Türkiye’de dijital dolandırıcılık vakaları artık daha ikna edici yöntemlerle gerçekleştiriliyor ve mağdurlar için ciddi mali kayıplara yol açıyor. Bu artış, teknolojinin hayatımızdaki yerinin genişlemesiyle paralel olarak ilerlerken, bu olayların arkasında yatan çeşitli faktörler dikkat çekiyor. Dolandırıcılık vakaları, çalışarak para kazanma umudunu yitirmiş ve emeğinin karşılığını alamayacağını düşünen, çoğunluğu gençlerden oluşan toplumlarda sık görülmektedir. Psikiyatrist Uzman Dr. Ayşegül Sütçü, sosyoekonomik eşitsizliklerin yüksek olduğu toplumlarda dolandırıcılık vakalarının artış gösterdiğini vurgulamaktadır. (1. Kaynak)
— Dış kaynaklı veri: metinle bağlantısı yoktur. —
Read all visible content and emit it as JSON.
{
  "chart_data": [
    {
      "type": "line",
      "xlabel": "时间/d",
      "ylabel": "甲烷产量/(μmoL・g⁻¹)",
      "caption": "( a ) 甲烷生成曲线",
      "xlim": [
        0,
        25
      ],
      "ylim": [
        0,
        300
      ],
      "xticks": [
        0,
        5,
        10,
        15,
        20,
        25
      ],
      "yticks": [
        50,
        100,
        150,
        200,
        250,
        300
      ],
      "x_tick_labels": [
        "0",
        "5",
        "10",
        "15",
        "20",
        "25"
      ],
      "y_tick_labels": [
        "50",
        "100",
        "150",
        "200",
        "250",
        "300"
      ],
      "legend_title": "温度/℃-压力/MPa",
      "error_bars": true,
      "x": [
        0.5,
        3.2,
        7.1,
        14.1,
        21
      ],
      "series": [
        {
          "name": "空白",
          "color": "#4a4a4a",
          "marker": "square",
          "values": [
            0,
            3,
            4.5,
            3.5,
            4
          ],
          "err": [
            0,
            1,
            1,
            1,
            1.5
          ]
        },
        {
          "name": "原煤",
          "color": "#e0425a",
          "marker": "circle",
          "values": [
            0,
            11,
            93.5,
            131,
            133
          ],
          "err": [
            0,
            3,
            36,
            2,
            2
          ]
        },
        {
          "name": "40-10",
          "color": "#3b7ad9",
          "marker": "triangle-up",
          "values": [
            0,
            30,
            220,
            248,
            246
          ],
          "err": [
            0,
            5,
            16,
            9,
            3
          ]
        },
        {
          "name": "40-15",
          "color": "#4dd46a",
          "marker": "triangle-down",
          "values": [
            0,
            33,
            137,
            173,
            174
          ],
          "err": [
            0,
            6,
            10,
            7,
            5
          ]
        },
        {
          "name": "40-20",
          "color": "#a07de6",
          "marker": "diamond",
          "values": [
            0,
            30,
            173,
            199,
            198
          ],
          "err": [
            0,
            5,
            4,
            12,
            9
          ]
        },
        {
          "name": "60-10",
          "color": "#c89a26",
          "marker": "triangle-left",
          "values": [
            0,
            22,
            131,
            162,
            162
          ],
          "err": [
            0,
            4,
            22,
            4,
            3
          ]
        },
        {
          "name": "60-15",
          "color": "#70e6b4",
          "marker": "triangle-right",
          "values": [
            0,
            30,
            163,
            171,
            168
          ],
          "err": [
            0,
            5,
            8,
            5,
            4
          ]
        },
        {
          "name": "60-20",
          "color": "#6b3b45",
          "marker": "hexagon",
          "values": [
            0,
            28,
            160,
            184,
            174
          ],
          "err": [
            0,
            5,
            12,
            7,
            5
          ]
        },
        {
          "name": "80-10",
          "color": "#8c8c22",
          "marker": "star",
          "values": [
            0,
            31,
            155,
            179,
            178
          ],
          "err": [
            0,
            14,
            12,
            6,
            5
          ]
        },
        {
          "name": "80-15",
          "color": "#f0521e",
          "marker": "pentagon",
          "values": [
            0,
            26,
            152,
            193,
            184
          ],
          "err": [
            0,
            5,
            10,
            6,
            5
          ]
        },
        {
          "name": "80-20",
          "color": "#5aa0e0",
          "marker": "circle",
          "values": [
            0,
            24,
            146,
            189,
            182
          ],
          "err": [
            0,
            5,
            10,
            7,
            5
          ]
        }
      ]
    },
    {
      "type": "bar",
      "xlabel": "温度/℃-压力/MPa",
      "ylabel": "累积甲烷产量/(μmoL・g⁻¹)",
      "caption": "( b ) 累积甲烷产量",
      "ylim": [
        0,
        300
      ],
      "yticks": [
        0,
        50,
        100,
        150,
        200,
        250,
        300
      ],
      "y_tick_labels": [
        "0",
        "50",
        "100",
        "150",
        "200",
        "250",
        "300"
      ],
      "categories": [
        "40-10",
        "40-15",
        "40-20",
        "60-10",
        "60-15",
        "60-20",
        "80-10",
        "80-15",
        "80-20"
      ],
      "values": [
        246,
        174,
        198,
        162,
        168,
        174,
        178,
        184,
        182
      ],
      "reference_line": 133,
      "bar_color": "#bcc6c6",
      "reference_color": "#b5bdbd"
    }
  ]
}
Ayrıca, teknolojinin hayatımızda hızla gelişmesi ve internet üzerinden yapılan finansal ve bankacılık işlemlerinin yaygınlaşması, dolandırıcıların yeni yöntemler bulmasına ve geliştirmesine olanak tanımaktadır. Örneğin, scam page (sahte internet sitesi) kullanarak banka müşterilerinin kişisel bilgilerini ele geçiren dolandırıcılar, hem banka hem de müşteriler arasında maddi kayıplara ve güven sorunlarına yol açmaktadır.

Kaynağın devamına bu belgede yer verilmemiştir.